Which is the correct format to parse the date and also what exactly is
the difference between these two formats?
Let's first look into yyyy-MM-dd'T'HH:mm:ss:
Check the following line (emphasis mine) from the documentation:
Parses text from the beginning of the given string to produce a date.
The method may not use the entire text of the given string.
So, basically, the format, yyyy-MM-dd'T'HH:mm:ss is considering only up to 2014-12-03T10:05:59 and ignoring the fraction of second and timezone offset information.
What is wrong with yyyy-MM-dd'T'HH:mm:ssXXX?
In this format, you have put the symbol for timezone offset correctly but missed the symbols for fraction of a second.
What is the correct format to parse it using SimpleDateFormat?
The short answer: None
Long answer: SimpleDateFormat can not handle a precision beyond milliseconds (i.e. 3 digits after .) correctly and therefore none of the formats can parse it correctly. The only way to get it correct is by keeping the digits after . up to three digits e.g. 2014-12-03T10:05:59.564+08:00, 2014-12-03T10:05:59.56+08:00 etc. Let's see how SimpleDateFormat will parse 2014-12-03T10:05:59.5646+08:00 erroneously.

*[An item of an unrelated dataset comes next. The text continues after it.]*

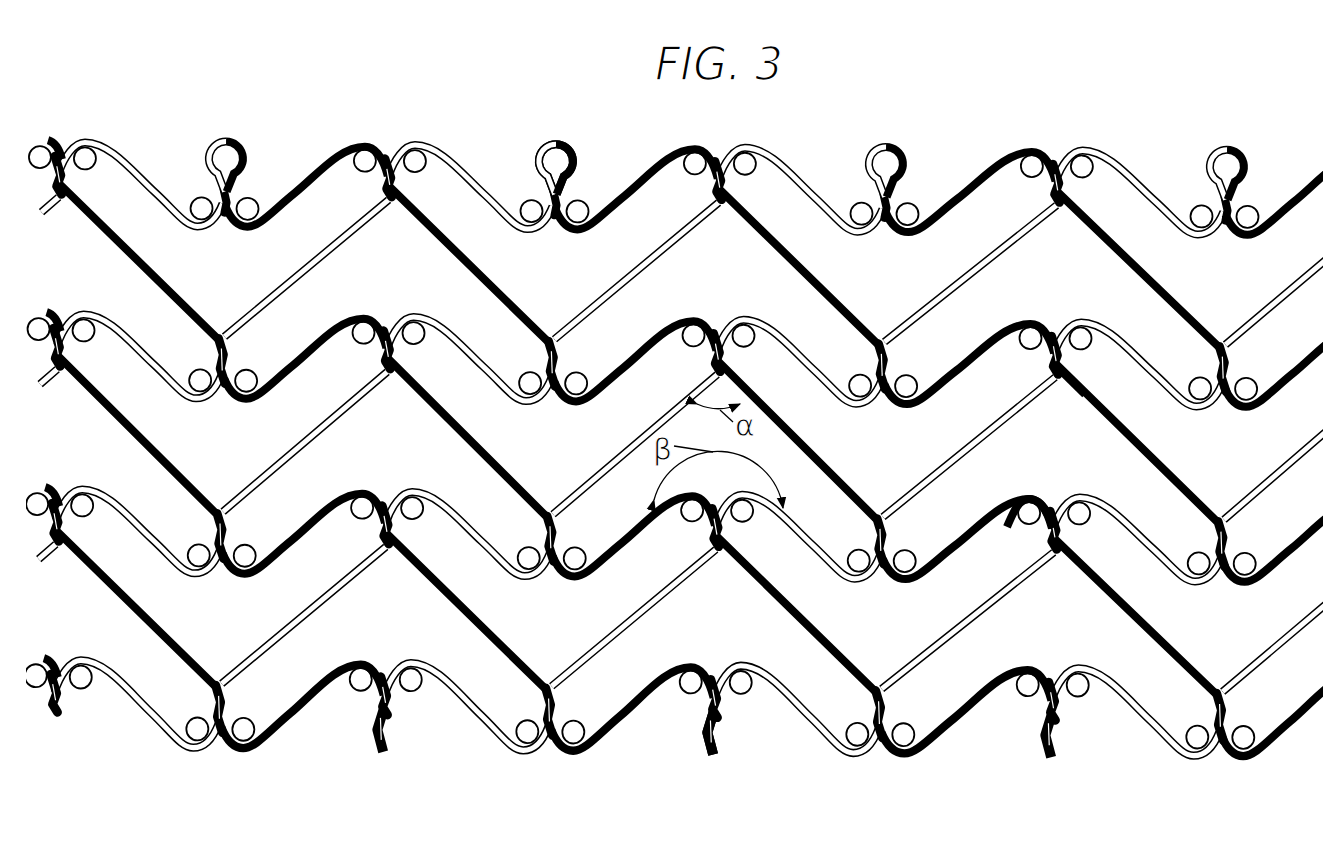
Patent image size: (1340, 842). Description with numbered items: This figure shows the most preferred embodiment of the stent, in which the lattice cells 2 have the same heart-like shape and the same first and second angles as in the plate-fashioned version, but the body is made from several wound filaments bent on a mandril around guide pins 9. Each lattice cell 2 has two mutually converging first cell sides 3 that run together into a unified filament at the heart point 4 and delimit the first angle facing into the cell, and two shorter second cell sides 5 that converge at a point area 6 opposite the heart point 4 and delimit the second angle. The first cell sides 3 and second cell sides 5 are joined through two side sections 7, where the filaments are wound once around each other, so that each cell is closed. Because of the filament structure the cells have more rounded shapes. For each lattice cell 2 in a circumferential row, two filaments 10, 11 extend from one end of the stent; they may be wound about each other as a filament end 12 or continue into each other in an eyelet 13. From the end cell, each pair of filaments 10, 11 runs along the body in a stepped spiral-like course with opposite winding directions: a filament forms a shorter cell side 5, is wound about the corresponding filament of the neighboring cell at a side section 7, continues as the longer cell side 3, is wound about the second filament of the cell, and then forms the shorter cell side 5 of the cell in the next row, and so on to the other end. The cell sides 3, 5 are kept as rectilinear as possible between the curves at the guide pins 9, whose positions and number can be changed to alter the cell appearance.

SimpleDateFormat considers the digits after . as the number of milliseconds (instead of fraction of a second, the way the modern date-time API considers). Thus, the calculation goes like this:
5646 milliseconds = 5 seconds + 646 milliseconds
2014-12-03T10:05:59 + 5 seconds + 646 milliseconds = 2014-12-03T10:06:04.646
Let's validate it using the code:
import java.text.DateFormat;
import java.text.ParseException;
import java.text.SimpleDateFormat;
import java.util.Date;
import java.util.TimeZone;
public class Main {
public static void main(String[] args) throws ParseException {
String strDateTime = "2014-12-03T10:05:59.5646+08:00";
DateFormat sdf = new SimpleDateFormat("yyyy-MM-dd'T'HH:mm:ss.SSSXXX");
Date date = sdf.parse(strDateTime);
sdf.setTimeZone(TimeZone.getTimeZone("GMT+08:00"));
System.out.println(sdf.format(date));
}
}
Output:
2014-12-03T10:06:04.646+08:00
java.time
With the release of Java SE 8 in March 2014, the outdated and error-prone legacy Date-Time API (java.util Date-Time types and their formatting type, SimpleDateFormat etc.) was supplanted by java.time, the modern Date-Time API*. It is strongly recommended to stop using the legacy API and switch to this new API.

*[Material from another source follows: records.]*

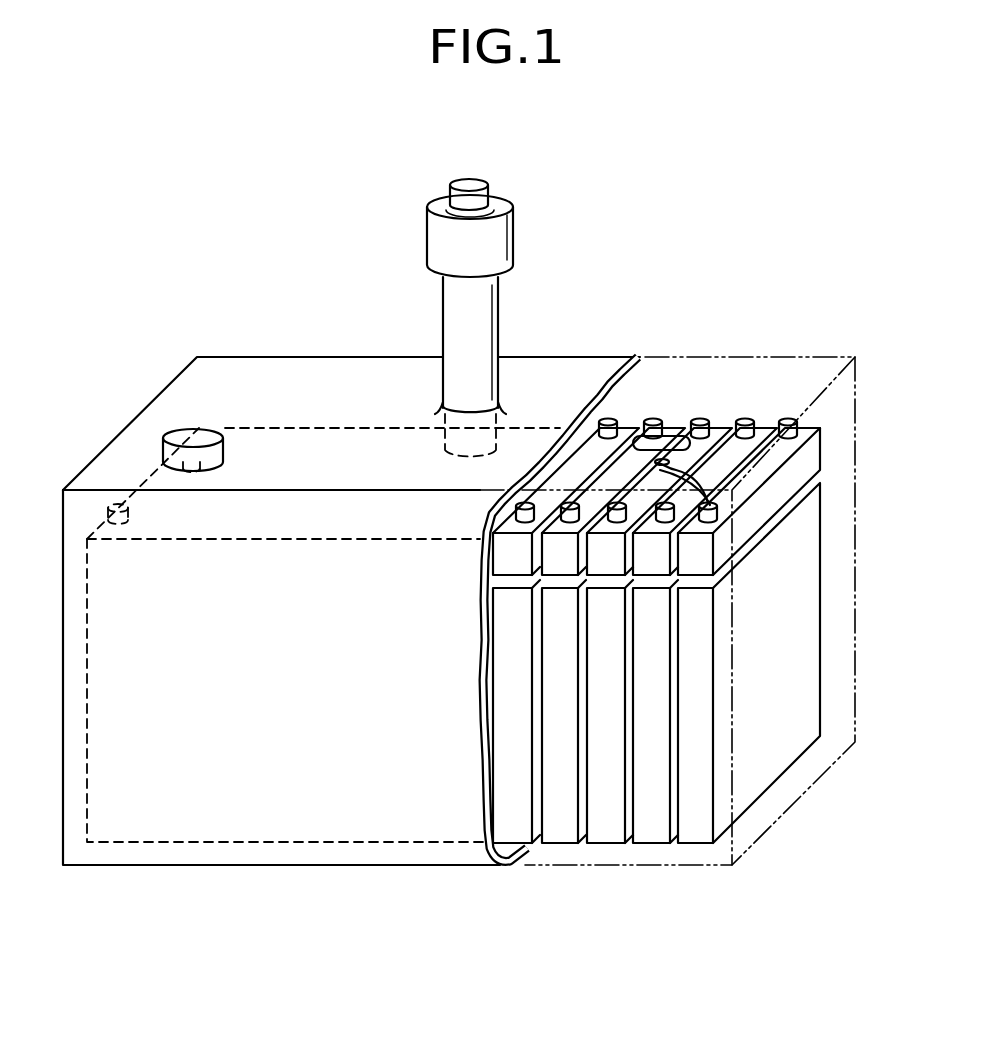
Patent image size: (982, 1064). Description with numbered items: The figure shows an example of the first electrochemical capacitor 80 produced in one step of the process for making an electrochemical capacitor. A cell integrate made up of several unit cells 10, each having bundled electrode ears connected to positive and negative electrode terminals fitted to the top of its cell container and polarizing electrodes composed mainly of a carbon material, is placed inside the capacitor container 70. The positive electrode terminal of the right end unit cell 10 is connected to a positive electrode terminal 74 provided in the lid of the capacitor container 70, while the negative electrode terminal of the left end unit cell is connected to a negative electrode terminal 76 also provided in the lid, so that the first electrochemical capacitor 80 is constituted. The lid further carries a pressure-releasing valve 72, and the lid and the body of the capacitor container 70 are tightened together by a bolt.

The unit cell 10 is at (608, 828).
The capacitor container 70 is at (218, 866).
The pressure-releasing valve 72 is at (500, 243).
The positive electrode terminal 74 is at (672, 440).
The negative electrode terminal 76 is at (204, 440).
The first electrochemical capacitor 80 is at (747, 282).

Solution using java.time, the modern API:
import java.time.OffsetDateTime;
public class Main {
public static void main(String[] args) {
OffsetDateTime odt = OffsetDateTime.parse("2014-12-03T10:05:59.5646+08:00");
System.out.println(odt);
}
}
Output:
2014-12-03T10:05:59.564600+08:00
Isn't it cool?
The modern Date-Time API is based on ISO 8601 and does not require using a DateTimeFormatter object explicitly as long as the Date-Time string conforms to the ISO 8601 standards.

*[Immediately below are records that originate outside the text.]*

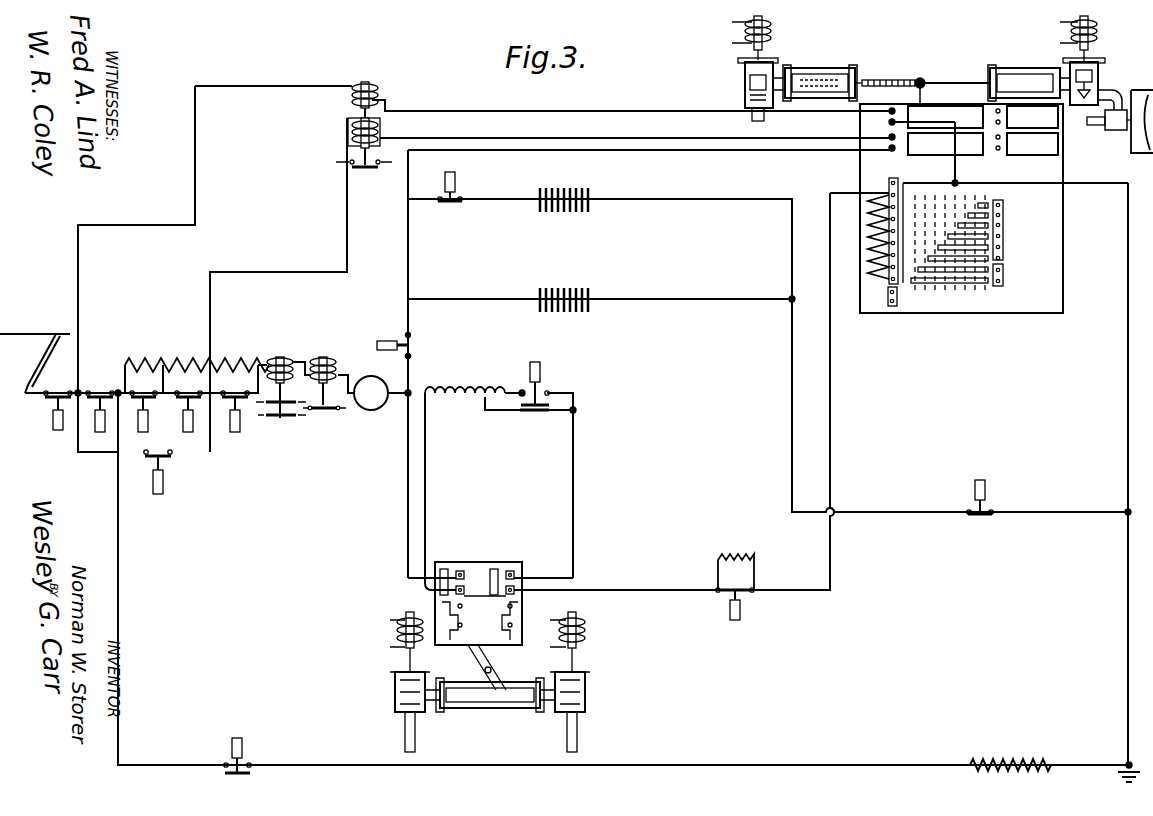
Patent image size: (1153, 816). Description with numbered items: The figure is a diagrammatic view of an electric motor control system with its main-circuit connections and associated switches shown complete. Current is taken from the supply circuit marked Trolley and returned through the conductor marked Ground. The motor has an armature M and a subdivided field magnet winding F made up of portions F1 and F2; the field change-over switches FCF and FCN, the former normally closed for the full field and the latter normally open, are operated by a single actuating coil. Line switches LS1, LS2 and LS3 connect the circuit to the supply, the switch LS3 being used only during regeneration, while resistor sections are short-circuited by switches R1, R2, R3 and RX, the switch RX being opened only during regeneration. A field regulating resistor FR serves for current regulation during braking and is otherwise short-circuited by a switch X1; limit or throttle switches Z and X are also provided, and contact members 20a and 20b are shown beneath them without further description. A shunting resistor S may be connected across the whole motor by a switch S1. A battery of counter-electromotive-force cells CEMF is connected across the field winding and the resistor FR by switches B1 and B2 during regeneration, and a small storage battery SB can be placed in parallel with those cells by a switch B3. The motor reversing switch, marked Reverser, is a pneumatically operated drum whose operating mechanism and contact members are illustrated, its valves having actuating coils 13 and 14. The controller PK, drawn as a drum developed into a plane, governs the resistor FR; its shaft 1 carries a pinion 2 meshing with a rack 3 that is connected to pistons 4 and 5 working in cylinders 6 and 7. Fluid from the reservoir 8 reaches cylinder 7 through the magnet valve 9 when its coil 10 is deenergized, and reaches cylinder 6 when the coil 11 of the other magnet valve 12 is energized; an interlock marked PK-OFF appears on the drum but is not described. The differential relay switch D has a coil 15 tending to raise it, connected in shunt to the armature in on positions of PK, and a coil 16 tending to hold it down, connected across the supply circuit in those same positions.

The shaft 1 is at (922, 97).
The pinion 2 is at (924, 78).
The rack 3 is at (906, 78).
The piston 4 is at (805, 68).
The piston 5 is at (1017, 68).
The cylinder 6 is at (843, 68).
The cylinder 7 is at (1053, 68).
The tank or reservoir 8 is at (1144, 98).
The electromagnetically controlled valve 9 is at (1085, 108).
The actuating coil 10 is at (1098, 31).
The actuating coil 11 is at (772, 31).
The magnet valve 12 is at (745, 93).
The actuating coil 13 is at (397, 637).
The actuating coil 14 is at (582, 637).
The coil 15 is at (352, 136).
The coil 16 is at (352, 98).
The contacts 20a is at (262, 415).
The contact 20b is at (270, 418).
The differential relay switch D is at (355, 114).
The switch B1 is at (408, 346).
The switch B2 is at (967, 497).
The switch B3 is at (450, 204).
The storage battery SB is at (564, 212).
The counter-electromotive force cells CEMF is at (580, 312).
The controller PK is at (961, 222).
The PK off contacts PK-OFF is at (1003, 228).
The switch X1 is at (888, 182).
The field regulating resistor FR is at (866, 258).
The line switch LS1 is at (48, 422).
The line switch LS2 is at (88, 430).
The line switch LS3 is at (147, 472).
The switch R1 is at (151, 415).
The switch R2 is at (194, 415).
The switch R3 is at (244, 415).
The limit or throttle switch Z is at (275, 371).
The limit or throttle switch X is at (323, 373).
The armature M is at (371, 393).
The field magnet winding F is at (465, 407).
The field winding portion F1 is at (467, 390).
The field winding portion F2 is at (504, 383).
The field change-over switch FCN is at (541, 388).
The field change-over switch FCF is at (535, 418).
The motor reversing switch Reverser is at (478, 616).
The switch RX is at (712, 587).
The switch S1 is at (250, 755).
The shunting resistor S is at (1010, 755).
The return circuit conductor Ground is at (1122, 775).
The supply circuit Trolley is at (28, 324).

By the way, for any reason, if you need to convert this object of OffsetDateTime to an object of java.util.Date, you can do so as follows:
Date date = Date.from(odt.toInstant());
Learn more about java.time, the modern Date-Time API* from Trail: Date Time.
* For any reason, if you have to stick to Java 6 or Java 7, you can use ThreeTen-Backport which backports most of the java.time functionality to Java 6 & 7. If you are working for an Android project and your Android API level is still not compliant with Java-8, check Java 8+ APIs available through desugaring and How to use ThreeTenABP in Android Project.